We decided we both needed to take a break and went to sit out by the pool only to find out the filter was leaking. At least that explained why we had been losing so much water. At this point we were starting to think we had some "everything is falling apart" curse on us but it only made us more determined conquer anything that came our way. Bring It. Fortunately that was an easy repair.
The next day we went to take the boat, again, but as we were pulling out, the piece of wood that had wedged the engine up fell out and the propeller was dragging on the street sending out sparks. That took another couple of hours of struggle to work out, and we finally got the boat safely transported.

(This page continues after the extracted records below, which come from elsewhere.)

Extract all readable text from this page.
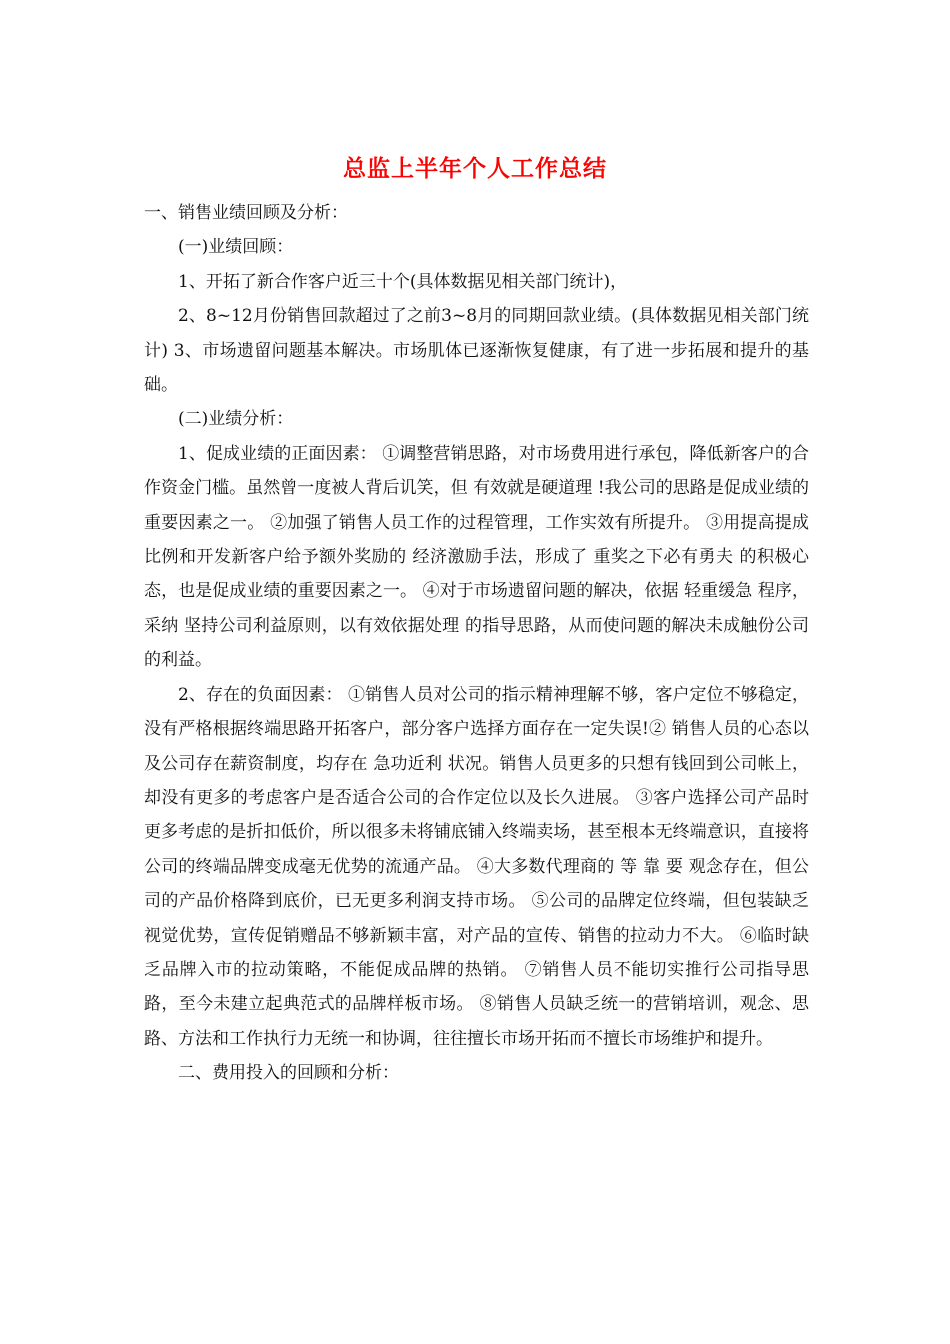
总监上半年个人工作总结

一、销售业绩回顾及分析：

(一)业绩回顾：

1、开拓了新合作客户近三十个(具体数据见相关部门统计)，

2、8~12月份销售回款超过了之前3~8月的同期回款业绩。(具体数据见相关部门统计) 3、市场遗留问题基本解决。市场肌体已逐渐恢复健康，有了进一步拓展和提升的基础。

(二)业绩分析：

1、促成业绩的正面因素： ①调整营销思路，对市场费用进行承包，降低新客户的合作资金门槛。虽然曾一度被人背后讥笑，但 有效就是硬道理 !我公司的思路是促成业绩的重要因素之一。 ②加强了销售人员工作的过程管理，工作实效有所提升。 ③用提高提成比例和开发新客户给予额外奖励的 经济激励手法，形成了 重奖之下必有勇夫 的积极心态，也是促成业绩的重要因素之一。 ④对于市场遗留问题的解决，依据 轻重缓急 程序，采纳 坚持公司利益原则，以有效依据处理 的指导思路，从而使问题的解决未成触份公司的利益。

2、存在的负面因素： ①销售人员对公司的指示精神理解不够，客户定位不够稳定，没有严格根据终端思路开拓客户，部分客户选择方面存在一定失误!② 销售人员的心态以及公司存在薪资制度，均存在 急功近利 状况。销售人员更多的只想有钱回到公司帐上，却没有更多的考虑客户是否适合公司的合作定位以及长久进展。 ③客户选择公司产品时更多考虑的是折扣低价，所以很多未将铺底铺入终端卖场，甚至根本无终端意识，直接将公司的终端品牌变成毫无优势的流通产品。 ④大多数代理商的 等 靠 要 观念存在，但公司的产品价格降到底价，已无更多利润支持市场。 ⑤公司的品牌定位终端，但包装缺乏视觉优势，宣传促销赠品不够新颖丰富，对产品的宣传、销售的拉动力不大。 ⑥临时缺乏品牌入市的拉动策略，不能促成品牌的热销。 ⑦销售人员不能切实推行公司指导思路，至今未建立起典范式的品牌样板市场。 ⑧销售人员缺乏统一的营销培训，观念、思路、方法和工作执行力无统一和协调，往往擅长市场开拓而不擅长市场维护和提升。

二、费用投入的回顾和分析：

But as we were sitting, extremely tired but proud that we powered through it, our nation’s strained racial seams began to split wide open. And so, since this is usually the day I post what I am grateful for during the week (and it has been a tough week to feel much gratitude) I will center on this:
- That we have the talent and tools to repair most of what breaks.
- That when needed, we have the financial luxury of hiring experts to help us.
- That to date, everything has been taken care of - including the boat which she will finally sell to somebody for parts. I hope.
And I am most especially grateful:
- That Martha retired from being a police officer years ago. I would not want to live with the worry and strain of watching her go out the door every day in today’s climate.
- That I don’t have a black son, because I can't imagine the worry and strain of a mother watching her son go out the door every day in today’s climate.
A lot of things are broken in our nation, but I have to believe they can be fixed. Everybody has something they can help with. We have the talent and the tools. We will power through this. That is my prayer.